DEFINISI
Hipokondriasis merupakan salah satu dari enam gangguan somatoform yang
diketegorikan dalam DSM-V. Hipokondriasis dibedakan dari kelainan delusi somatik lainnya
oleh karena gangguan ini dihubungkan dengan pengalaman gejala fisik yang dirasakan oleh
penderitanya, dimana gangguan somatoform lainnya tidak menunjukkan gejala fisik di dalam
dirinya. Gejala yang timbul bisa saja merupakan pernyataan gejala fisik yang dilebihlebihkan, yang justru akan memperberat gejala fisik yang disebabkan oleh keyakinan bahwa
pasien tersebut sedang sakit dan keadaannya lebih buruk dari keadaan yang sebenarnya. [1,2]
Hipokondriasis dan gangguan somatoform yang lain merupakan gangguan psikiatri
paling sulit dan kompleks untuk diterapi secara medis. Gangguan somatoform sendiri adalah
suatu kelompok gangguan yang memiliki gejala fisik dimana tidak ditemukan penjelasan
medis yang adekuat.
[2]
bahwa penderita mengalami penyakit serius dan preokupasi morbid terhadap tubuh atau
keadaan sehat, yang tidak sebanding dengan penyakit medis sebenarnya, serta yang muncul
hampir setiap saat. [1]
Istilah hipokondriasis juga digunakan untuk menunjukkan tidak hanya gangguan
independen primer, tetapi juga kepribadian atau gejala pada sejumlah gangguan psikiatrik
misalnya depresi. Gejala-gejala hipokondriasi sebenarnya paling sering terlihat sebagai
gambaran gangguan depresif. Istilah hipokondriasis berasal dari kepercayaan kuno bahwa
keadaan tersebut disebabkan oleh gangguan fisik nyata pada organ-organ di bawah (hipo-)

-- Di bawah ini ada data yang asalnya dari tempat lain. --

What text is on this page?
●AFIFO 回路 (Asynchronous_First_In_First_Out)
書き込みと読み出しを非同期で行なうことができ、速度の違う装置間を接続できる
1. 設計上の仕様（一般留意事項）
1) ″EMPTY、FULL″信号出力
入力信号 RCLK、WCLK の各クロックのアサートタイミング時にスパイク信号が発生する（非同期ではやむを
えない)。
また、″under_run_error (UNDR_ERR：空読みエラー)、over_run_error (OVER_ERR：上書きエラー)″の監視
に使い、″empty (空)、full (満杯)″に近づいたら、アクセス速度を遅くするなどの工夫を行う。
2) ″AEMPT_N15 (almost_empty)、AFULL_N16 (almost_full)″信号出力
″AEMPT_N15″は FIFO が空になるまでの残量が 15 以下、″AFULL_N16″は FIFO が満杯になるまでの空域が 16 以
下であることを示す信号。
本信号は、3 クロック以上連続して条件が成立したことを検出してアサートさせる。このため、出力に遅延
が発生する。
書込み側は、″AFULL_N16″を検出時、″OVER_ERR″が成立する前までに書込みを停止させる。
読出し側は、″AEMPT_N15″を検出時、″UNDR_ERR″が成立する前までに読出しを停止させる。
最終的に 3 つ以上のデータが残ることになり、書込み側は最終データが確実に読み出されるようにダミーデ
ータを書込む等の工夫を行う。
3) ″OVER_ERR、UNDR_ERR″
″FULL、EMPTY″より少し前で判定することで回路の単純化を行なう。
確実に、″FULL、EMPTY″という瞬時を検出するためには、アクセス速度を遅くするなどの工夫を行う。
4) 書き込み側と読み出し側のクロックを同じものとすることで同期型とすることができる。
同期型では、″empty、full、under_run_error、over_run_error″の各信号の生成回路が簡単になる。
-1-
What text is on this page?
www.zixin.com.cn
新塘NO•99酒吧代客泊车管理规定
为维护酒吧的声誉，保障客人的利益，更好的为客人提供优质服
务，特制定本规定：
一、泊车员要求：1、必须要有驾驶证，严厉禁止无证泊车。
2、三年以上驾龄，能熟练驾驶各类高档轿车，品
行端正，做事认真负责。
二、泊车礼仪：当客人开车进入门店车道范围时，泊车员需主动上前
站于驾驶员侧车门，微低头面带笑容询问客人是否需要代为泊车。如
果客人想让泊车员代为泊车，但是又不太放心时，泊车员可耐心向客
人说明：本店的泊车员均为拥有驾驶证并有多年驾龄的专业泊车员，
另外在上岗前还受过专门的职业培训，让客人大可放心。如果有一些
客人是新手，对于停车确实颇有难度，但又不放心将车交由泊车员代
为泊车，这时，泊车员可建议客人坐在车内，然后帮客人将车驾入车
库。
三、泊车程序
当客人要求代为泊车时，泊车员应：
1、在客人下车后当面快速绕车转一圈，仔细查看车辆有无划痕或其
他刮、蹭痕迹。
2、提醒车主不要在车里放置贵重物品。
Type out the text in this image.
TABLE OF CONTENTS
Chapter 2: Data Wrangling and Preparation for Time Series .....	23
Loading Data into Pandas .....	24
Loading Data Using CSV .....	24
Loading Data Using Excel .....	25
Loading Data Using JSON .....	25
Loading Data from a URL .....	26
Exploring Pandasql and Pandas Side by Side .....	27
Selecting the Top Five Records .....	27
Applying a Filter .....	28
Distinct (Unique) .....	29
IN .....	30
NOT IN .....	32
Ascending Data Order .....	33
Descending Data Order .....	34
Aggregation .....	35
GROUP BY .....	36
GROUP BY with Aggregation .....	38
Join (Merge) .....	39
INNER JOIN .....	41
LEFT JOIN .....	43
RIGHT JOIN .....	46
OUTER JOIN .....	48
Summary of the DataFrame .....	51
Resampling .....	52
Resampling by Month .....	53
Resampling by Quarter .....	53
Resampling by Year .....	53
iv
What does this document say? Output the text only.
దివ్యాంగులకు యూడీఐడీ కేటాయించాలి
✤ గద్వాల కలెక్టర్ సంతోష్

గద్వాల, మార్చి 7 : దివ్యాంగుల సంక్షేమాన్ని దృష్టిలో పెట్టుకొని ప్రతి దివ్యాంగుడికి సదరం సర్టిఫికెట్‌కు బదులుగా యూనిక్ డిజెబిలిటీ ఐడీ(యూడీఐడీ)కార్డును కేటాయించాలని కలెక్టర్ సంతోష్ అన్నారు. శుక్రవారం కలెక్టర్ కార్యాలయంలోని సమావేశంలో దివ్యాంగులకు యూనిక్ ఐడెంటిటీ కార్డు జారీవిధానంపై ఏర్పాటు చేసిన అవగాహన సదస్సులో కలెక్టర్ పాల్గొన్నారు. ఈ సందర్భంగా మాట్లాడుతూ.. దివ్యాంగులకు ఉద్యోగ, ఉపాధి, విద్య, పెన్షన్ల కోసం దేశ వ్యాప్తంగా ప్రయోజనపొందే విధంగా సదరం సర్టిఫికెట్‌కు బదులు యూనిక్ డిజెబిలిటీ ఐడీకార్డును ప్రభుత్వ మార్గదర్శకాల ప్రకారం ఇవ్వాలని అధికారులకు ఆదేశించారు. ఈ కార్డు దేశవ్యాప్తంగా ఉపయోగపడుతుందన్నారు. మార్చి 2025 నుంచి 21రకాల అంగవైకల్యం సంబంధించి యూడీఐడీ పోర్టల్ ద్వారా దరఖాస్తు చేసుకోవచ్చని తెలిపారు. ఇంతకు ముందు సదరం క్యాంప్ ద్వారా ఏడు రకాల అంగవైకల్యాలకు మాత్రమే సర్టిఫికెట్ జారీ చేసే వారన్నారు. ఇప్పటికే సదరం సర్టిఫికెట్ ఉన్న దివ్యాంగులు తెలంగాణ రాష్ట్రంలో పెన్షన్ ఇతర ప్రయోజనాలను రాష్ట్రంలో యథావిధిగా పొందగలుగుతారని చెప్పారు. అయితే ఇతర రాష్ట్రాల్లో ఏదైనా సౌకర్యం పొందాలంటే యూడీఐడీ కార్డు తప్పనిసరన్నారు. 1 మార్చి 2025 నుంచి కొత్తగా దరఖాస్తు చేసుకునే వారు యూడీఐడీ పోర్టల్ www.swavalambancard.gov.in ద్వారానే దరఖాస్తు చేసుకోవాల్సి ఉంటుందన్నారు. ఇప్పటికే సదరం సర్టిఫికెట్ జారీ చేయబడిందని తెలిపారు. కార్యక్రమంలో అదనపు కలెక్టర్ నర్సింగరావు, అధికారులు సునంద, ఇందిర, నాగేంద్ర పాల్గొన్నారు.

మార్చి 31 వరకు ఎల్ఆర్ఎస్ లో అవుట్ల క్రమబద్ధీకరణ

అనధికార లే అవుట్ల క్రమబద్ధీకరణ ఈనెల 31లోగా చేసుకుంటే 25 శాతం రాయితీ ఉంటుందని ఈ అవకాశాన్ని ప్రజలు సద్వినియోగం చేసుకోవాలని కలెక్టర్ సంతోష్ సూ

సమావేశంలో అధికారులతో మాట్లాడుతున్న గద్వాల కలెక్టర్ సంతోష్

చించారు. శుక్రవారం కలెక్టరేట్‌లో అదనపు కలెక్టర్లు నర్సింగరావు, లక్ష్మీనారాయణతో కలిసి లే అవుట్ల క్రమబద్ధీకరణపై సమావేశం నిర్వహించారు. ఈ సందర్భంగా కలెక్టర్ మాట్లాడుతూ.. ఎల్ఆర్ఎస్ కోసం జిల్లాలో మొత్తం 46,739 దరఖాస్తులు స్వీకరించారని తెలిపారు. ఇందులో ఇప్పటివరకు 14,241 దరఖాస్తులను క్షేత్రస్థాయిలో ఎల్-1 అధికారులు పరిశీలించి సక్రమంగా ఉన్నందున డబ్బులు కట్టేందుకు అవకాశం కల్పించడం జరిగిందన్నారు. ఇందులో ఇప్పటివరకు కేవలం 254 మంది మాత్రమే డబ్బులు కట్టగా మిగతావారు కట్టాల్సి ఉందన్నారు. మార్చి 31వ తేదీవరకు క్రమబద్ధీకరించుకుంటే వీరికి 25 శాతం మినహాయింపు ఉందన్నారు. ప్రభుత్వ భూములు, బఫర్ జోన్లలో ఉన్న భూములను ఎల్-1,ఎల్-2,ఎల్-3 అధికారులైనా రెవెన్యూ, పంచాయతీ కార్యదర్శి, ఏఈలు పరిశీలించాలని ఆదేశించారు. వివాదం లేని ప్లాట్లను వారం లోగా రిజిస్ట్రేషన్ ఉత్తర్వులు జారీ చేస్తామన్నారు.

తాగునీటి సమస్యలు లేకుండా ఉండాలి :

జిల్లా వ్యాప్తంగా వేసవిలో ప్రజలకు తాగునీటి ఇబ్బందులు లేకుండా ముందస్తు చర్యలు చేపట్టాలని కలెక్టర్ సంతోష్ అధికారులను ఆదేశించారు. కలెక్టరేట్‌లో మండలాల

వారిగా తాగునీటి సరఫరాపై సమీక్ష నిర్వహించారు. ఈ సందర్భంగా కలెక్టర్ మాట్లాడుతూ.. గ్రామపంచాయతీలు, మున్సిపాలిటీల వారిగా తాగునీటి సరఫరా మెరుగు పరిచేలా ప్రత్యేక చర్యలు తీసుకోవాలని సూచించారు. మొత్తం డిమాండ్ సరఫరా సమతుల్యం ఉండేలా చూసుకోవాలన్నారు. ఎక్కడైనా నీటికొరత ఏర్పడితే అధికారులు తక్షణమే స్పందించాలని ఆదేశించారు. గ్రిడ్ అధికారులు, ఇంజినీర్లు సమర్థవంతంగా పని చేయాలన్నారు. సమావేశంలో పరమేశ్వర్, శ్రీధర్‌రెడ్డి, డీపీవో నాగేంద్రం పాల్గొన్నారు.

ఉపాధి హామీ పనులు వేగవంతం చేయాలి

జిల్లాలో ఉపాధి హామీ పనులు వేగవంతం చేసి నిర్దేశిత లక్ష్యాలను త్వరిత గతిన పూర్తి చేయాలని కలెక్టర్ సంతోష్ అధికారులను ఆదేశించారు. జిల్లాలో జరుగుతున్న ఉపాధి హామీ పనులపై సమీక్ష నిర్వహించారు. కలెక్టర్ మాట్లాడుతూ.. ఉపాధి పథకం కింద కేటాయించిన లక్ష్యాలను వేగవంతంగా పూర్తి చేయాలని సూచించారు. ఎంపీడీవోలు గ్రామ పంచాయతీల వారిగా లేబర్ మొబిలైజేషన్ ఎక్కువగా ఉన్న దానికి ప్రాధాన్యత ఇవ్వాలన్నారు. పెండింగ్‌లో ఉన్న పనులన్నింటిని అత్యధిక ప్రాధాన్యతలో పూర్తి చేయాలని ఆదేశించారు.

margo costalis (kondrika). [3]
Seperti kelainan psikiatri lain, gangguan somatoform, terutama hipokondriasis
membutuhkan perencanaan terapi yang kreatif, kaya dan bersifat biopsikososial oleh klinisi
yang meliputi dokter umum, sub-spesialis dan ahli psikiatri professional. Strategi
penatalaksanaan pada hipokondriasis meliputi pencatatan gejala, tinjauan psikososial dan
psikoterapi. [2]
II.
EPIDEMIOLOGI
Suatu penelitian yang terbaru menyatakan bahwa prevalensi hipokondriasis dalam
enam bulan mencapai 4 sampai 6 persen dari keseluruhan populasi medis umum, namun
demikian angka presentase ini dapat mencapai 15 persen. Laki-laki dan wanita mempunyai
perbandingan yang sama untuk menderita hipokondriasis. Walaupun onset penyakit dapat
terjadi pada keseluruhan tingkatan umur, hipokondriasis paling sering terjadi pada umur 20
sampai 30 tahun. [2,3]
Gangguan hipokondrial primer lebih sering terjadi pada orang-orang golongan sosial
lebih rendah, orang muda, lansia dan bangsa Yahudi. Hipokondriasis juga didapatkan pada 3
persen mahasiswa kedokteran terutama pada dua tahun pertamanya, namun keadaan ini
hanyalah hipokondriasis yang bersifat sementara. Beberapa bukti menyatakan bahwa
diagnosis adalah lebih sering diantara kelompok kulit hitam dibandingkan kulit putih. Status
perkahwinan tampaknya tidak mempengaruhi diagnosis. [1,2]
III.
MANIFESTASI KLINIK
Pasien dengan gangguan hipokondriasis secara khas datang dengan ketakutan dan
perhatian terhadap penyakitnya, dibandingkan dengan gejala yang dirasakan. Pasien dengan
hipokondriasis percaya bahwa mereka sedang menderita suatu penyakit yang serius yang
belum pernah dideteksi dan tidak dapat menerima penjelasan akan gangguan yang
dideritainya. Mereka terus menyimpan keyakinan bahwa mereka memiliki penyakit yang
serius. Hipokondriasis biasanya disertai dengan gejala depresi dan anxietas dan biasanya
bersamaan dengan gangguan depresi dan anxietas. [4,5]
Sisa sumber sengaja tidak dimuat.